As the day progresses, our communist tasks continue.

There are millions of people around us talking about everything – from their family problems to the looming crisis in the farms to political parties. The farmers have created their own newspaper Trolley Times. We reproduce some Red Flag pages in Punjabi, the language spoken by most people here. We insert copies of our literature into Trolley Times to avoid detection by the undercover police agents when we are with the masses.

Our distribution of these pages takes about two hours. Dozens of comrades are involved. It is like a small city with over 300,000 people. Soon it is going to be time to cook and prepare for lunch. Some rest in the afternoon. Others are singing, talking politics. The evenings bring more political discussions and we talk about communism.

Our Communist Seeds Will Produce Millions More: Communism Will Triumph

The above example about seeds producing thousands of more seeds is one of several we have collectively produced to explain how things change. These explanations are from the examples and experiences of many people around us. The masses are inspired by how we explain communism and they immediately tell others about our ideas.

We have created similar examples to illustrate how the farming crisis shows the worldwide massive need to organize for a communist revolution. The dozens of communist seeds we have planted are producing dozens more today. This will turn into millions tomorrow. Our communist future is bright!

Langar in Delhi

 Support and Build on Our Communist Work Internationally

The inspiring article above shows the immense potential and the great opportunity we have for mobilizing the masses for communism and nothing less.

In three short years, a handful of comrades in India have grown into a dedicated core group: over two dozen in Delhi and scores of others in the garment district of Bengaluru, the auto industry in Chennai and the tea plantations in Kerala.

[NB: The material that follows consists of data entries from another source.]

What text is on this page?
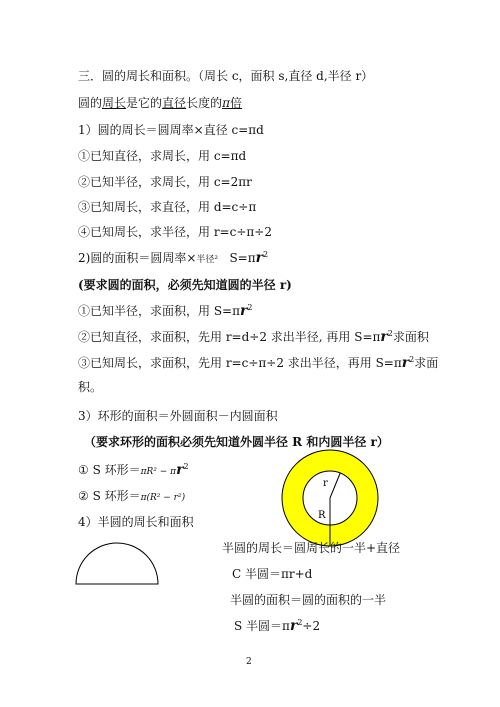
三．圆的周长和面积。（周长 c，面积 s,直径 d,半径 r）
圆的周长是它的直径长度的π倍
1）圆的周长＝圆周率×直径 c=πd
①已知直径，求周长，用 c=πd
②已知半径，求周长，用 c=2πr
③已知周长，求直径，用 d=c÷π
④已知周长，求半径，用 r=c÷π÷2
2)圆的面积＝圆周率×半径² $S=\pi r^2$
(要求圆的面积，必须先知道圆的半径 r)
①已知半径，求面积，用 $S=\pi r^2$
②已知直径，求面积，先用 r=d÷2 求出半径, 再用 $S=\pi r^2$求面积
③已知周长，求面积，先用 r=c÷π÷2 求出半径，再用 $S=\pi r^2$求面
积。
3）环形的面积＝外圆面积－内圆面积
（要求环形的面积必须先知道外圆半径 R 和内圆半径 r）
① S 环形$=\pi R^2 - \pi r^2$
② S 环形＝π(R² − r²)
4）半圆的周长和面积
r
R
半圆的周长＝圆周长的一半+直径
C 半圆＝πr+d
半圆的面积＝圆的面积的一半
S 半圆$=\pi r^2\div 2$
2
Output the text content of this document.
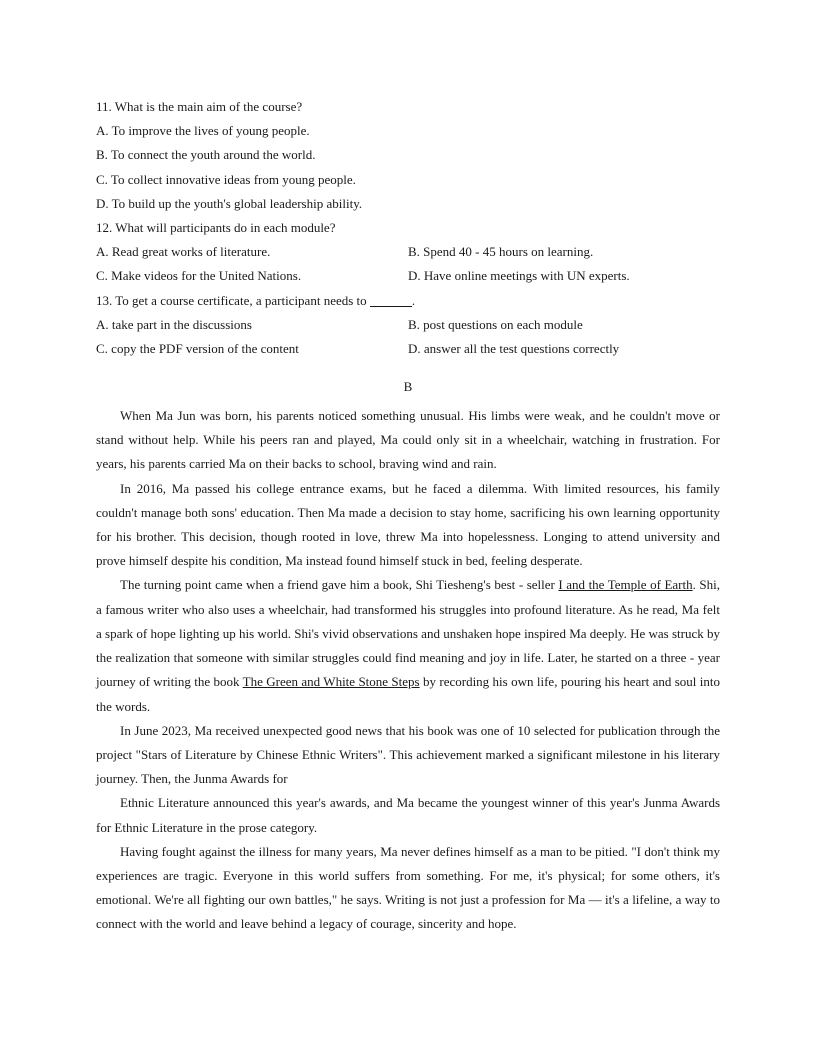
11. What is the main aim of the course?
A. To improve the lives of young people.
B. To connect the youth around the world.
C. To collect innovative ideas from young people.
D. To build up the youth's global leadership ability.
12. What will participants do in each module?
A. Read great works of literature.	B. Spend 40 - 45 hours on learning.
C. Make videos for the United Nations.	D. Have online meetings with UN experts.
13. To get a course certificate, a participant needs to	.
A. take part in the discussions	B. post questions on each module
C. copy the PDF version of the content	D. answer all the test questions correctly
B

When Ma Jun was born, his parents noticed something unusual. His limbs were weak, and he couldn't move or stand without help. While his peers ran and played, Ma could only sit in a wheelchair, watching in frustration. For years, his parents carried Ma on their backs to school, braving wind and rain.

In 2016, Ma passed his college entrance exams, but he faced a dilemma. With limited resources, his family couldn't manage both sons' education. Then Ma made a decision to stay home, sacrificing his own learning opportunity for his brother. This decision, though rooted in love, threw Ma into hopelessness. Longing to attend university and prove himself despite his condition, Ma instead found himself stuck in bed, feeling desperate.

The turning point came when a friend gave him a book, Shi Tiesheng's best - seller I and the Temple of Earth. Shi, a famous writer who also uses a wheelchair, had transformed his struggles into profound literature. As he read, Ma felt a spark of hope lighting up his world. Shi's vivid observations and unshaken hope inspired Ma deeply. He was struck by the realization that someone with similar struggles could find meaning and joy in life. Later, he started on a three - year journey of writing the book The Green and White Stone Steps by recording his own life, pouring his heart and soul into the words.

In June 2023, Ma received unexpected good news that his book was one of 10 selected for publication through the project "Stars of Literature by Chinese Ethnic Writers". This achievement marked a significant milestone in his literary journey. Then, the Junma Awards for

Ethnic Literature announced this year's awards, and Ma became the youngest winner of this year's Junma Awards for Ethnic Literature in the prose category.

Having fought against the illness for many years, Ma never defines himself as a man to be pitied. "I don't think my experiences are tragic. Everyone in this world suffers from something. For me, it's physical; for some others, it's emotional. We're all fighting our own battles," he says. Writing is not just a profession for Ma — it's a lifeline, a way to connect with the world and leave behind a legacy of courage, sincerity and hope.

They have participated, putting forward communist ideas, in dramatic university student rebellions and in fights against the massacre of Dalit women and men and the brutalization of women.

They fought shoulder to shoulder with the masses against anti-Muslim pogroms, joining the resistance in the Shaheen Bagh. They helped distribute food to migrants fleeing Covid-19 while vigorously distributing Red Flag and explaining communism.

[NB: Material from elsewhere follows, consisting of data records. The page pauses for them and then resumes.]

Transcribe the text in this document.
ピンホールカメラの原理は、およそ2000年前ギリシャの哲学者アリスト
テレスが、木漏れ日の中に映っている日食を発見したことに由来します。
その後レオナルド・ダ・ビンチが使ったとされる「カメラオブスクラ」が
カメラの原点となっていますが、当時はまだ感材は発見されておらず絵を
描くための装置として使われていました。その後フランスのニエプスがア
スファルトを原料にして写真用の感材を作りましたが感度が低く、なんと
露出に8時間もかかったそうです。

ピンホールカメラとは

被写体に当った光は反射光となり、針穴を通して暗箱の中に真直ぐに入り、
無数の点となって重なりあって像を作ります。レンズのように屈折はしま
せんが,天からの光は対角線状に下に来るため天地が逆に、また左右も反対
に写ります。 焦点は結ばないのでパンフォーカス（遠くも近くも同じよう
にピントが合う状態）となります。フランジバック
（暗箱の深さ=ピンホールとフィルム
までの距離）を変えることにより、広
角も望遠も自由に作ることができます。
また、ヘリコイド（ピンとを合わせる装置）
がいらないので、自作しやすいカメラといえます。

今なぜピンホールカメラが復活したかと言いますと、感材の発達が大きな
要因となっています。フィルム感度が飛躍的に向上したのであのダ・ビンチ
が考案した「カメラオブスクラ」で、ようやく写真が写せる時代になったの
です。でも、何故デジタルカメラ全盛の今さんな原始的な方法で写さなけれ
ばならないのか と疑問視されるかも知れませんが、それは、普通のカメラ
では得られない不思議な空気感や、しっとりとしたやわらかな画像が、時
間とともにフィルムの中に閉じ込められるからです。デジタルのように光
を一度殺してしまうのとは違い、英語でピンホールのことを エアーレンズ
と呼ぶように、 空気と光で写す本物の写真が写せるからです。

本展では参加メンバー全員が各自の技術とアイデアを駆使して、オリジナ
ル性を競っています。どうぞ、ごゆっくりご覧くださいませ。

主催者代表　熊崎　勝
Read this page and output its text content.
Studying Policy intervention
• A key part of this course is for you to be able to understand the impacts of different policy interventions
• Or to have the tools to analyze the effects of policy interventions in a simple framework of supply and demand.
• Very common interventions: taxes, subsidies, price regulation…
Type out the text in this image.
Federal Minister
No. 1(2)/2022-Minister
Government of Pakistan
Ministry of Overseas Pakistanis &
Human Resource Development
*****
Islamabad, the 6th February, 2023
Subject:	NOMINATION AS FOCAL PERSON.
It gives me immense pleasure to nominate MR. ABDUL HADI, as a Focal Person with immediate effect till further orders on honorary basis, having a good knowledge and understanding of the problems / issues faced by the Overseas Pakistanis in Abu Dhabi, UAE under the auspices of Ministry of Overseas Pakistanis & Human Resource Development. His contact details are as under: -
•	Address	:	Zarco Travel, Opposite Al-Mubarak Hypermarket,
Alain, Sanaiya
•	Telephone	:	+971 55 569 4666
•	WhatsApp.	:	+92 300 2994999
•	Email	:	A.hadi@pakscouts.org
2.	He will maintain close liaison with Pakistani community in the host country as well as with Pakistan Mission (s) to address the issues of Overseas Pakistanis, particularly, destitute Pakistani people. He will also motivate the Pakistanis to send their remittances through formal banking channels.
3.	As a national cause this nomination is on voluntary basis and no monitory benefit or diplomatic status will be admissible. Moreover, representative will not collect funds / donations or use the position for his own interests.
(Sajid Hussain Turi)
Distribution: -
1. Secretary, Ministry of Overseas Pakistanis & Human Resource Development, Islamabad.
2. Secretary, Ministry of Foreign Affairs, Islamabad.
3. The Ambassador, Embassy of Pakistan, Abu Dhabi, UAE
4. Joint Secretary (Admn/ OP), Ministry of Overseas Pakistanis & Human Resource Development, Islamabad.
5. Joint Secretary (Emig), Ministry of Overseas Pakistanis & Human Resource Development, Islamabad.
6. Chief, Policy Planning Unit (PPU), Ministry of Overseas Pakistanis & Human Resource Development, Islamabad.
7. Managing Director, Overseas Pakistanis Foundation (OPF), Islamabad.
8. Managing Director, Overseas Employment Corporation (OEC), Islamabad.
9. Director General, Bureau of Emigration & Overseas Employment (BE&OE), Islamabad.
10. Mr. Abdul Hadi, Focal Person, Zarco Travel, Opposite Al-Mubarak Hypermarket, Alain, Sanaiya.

And they are teaching us all, as they are learning in the heat of struggle, to understand more deeply what it means to mobilize masses for communism.

In South Africa, too, our young comrades are advancing under fire. While hemmed in by pandemic restrictions, they are collectively focusing more on critical industrial work in the mines and factories.

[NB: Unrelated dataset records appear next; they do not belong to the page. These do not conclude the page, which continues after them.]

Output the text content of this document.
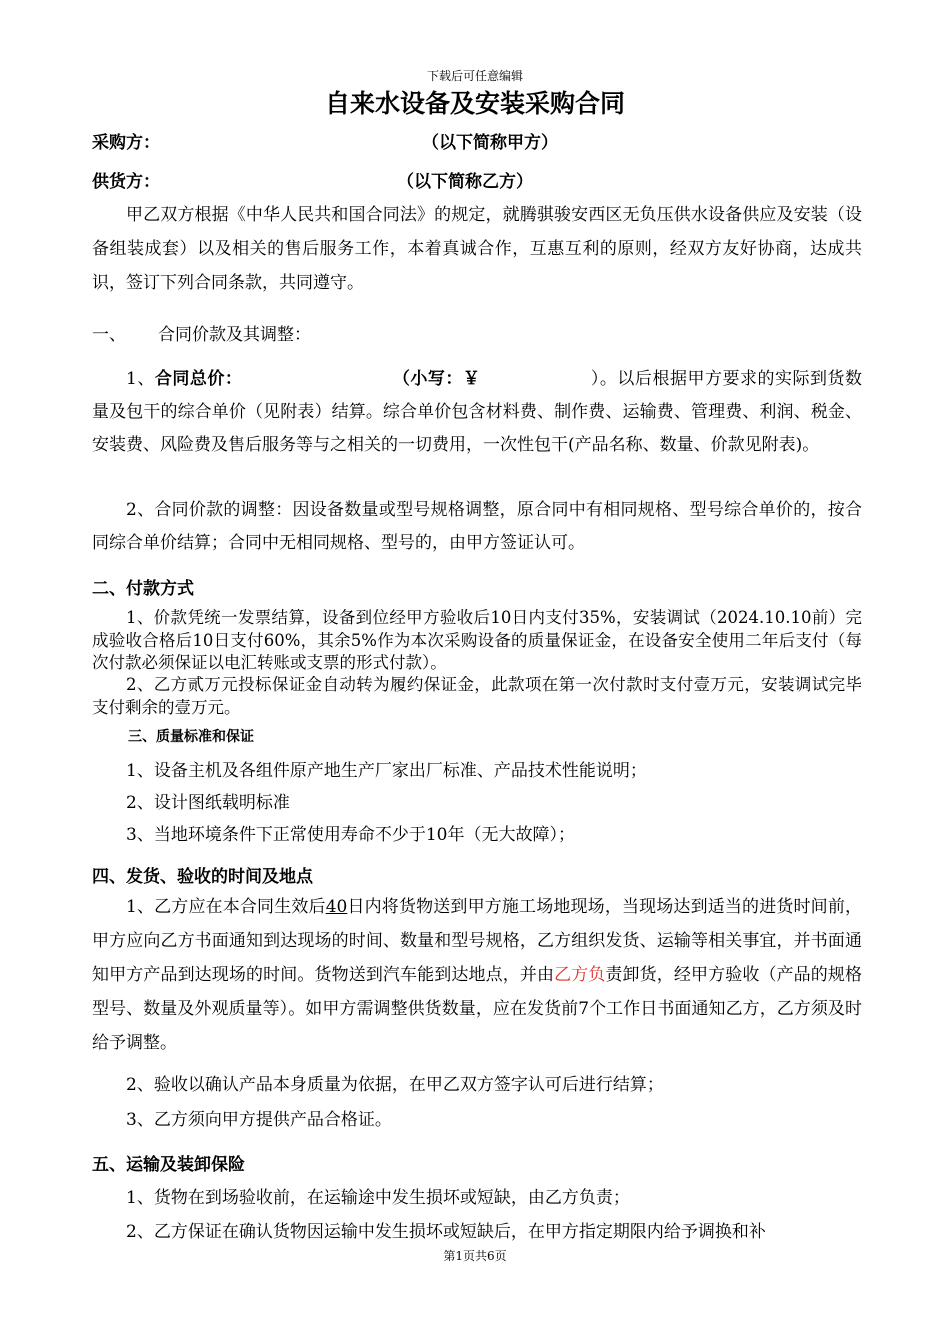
下载后可任意编辑
自来水设备及安装采购合同
采购方：	（以下简称甲方）
供货方：	（以下简称乙方）
甲乙双方根据《中华人民共和国合同法》的规定，就腾骐骏安西区无负压供水设备供应及安装（设备组装成套）以及相关的售后服务工作，本着真诚合作，互惠互利的原则，经双方友好协商，达成共识，签订下列合同条款，共同遵守。
一、 合同价款及其调整：
1、合同总价：	（小写：￥	）。以后根据甲方要求的实际到货数量及包干的综合单价（见附表）结算。综合单价包含材料费、制作费、运输费、管理费、利润、税金、安装费、风险费及售后服务等与之相关的一切费用，一次性包干(产品名称、数量、价款见附表)。
2、合同价款的调整：因设备数量或型号规格调整，原合同中有相同规格、型号综合单价的，按合同综合单价结算；合同中无相同规格、型号的，由甲方签证认可。
二、付款方式
1、价款凭统一发票结算，设备到位经甲方验收后10日内支付35%，安装调试（2024.10.10前）完成验收合格后10日支付60%，其余5%作为本次采购设备的质量保证金，在设备安全使用二年后支付（每次付款必须保证以电汇转账或支票的形式付款）。
2、乙方贰万元投标保证金自动转为履约保证金，此款项在第一次付款时支付壹万元，安装调试完毕支付剩余的壹万元。
三、质量标准和保证
1、设备主机及各组件原产地生产厂家出厂标准、产品技术性能说明；
2、设计图纸载明标准
3、当地环境条件下正常使用寿命不少于10年（无大故障）；
四、发货、验收的时间及地点
1、乙方应在本合同生效后40日内将货物送到甲方施工场地现场，当现场达到适当的进货时间前，甲方应向乙方书面通知到达现场的时间、数量和型号规格，乙方组织发货、运输等相关事宜，并书面通知甲方产品到达现场的时间。货物送到汽车能到达地点，并由乙方负责卸货，经甲方验收（产品的规格型号、数量及外观质量等）。如甲方需调整供货数量，应在发货前7个工作日书面通知乙方，乙方须及时给予调整。
2、验收以确认产品本身质量为依据，在甲乙双方签字认可后进行结算；
3、乙方须向甲方提供产品合格证。
五、运输及装卸保险
1、货物在到场验收前，在运输途中发生损坏或短缺，由乙方负责；
2、乙方保证在确认货物因运输中发生损坏或短缺后，在甲方指定期限内给予调换和补
第1页共6页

In El Salvador, 81,000 work in maquilas (sweatshops) and another 160,000 in related jobs. Our comrades in the maquilas are consolidating Party collectives in these factories. They are building new ones among workers’ families, including students and workers in other industries.

We all have much to learn from their careful attention to deepening communist social relationships and developing new leaders.

We are one International Communist Workers’ Party. Advances in El Salvador, South Africa and especially India, inspire us all. They help advance the work of the party everywhere.

The deepening worldwide capitalist crisis requires that we grasp this potential for doing and advancing communist work everywhere. And for us to build Party collectives with broad and deep communist ties to the masses. Collectives with plans to realize that potential.

And, of course, our Party needs money to continue and expand our international work. We have to be self-supporting. We don’t get or want money from the capitalists’ foundations or NGOs.

We ask all members of all Party collectives, all regular readers of Red Flag/Bandera Roja, to “stretch” to give as much as they can. No contribution is too small.

And let’s make and carry out plans to ask our wider circle of friends to help. If nobody is refusing you, you’re not asking enough people.

All our resources must come from the working class: from each according to ability and commitment. That is the only way we can meet the needs of our growing communist collectives.

Workers understand that. Asking them for money is a concrete step in mobilizing them for communism.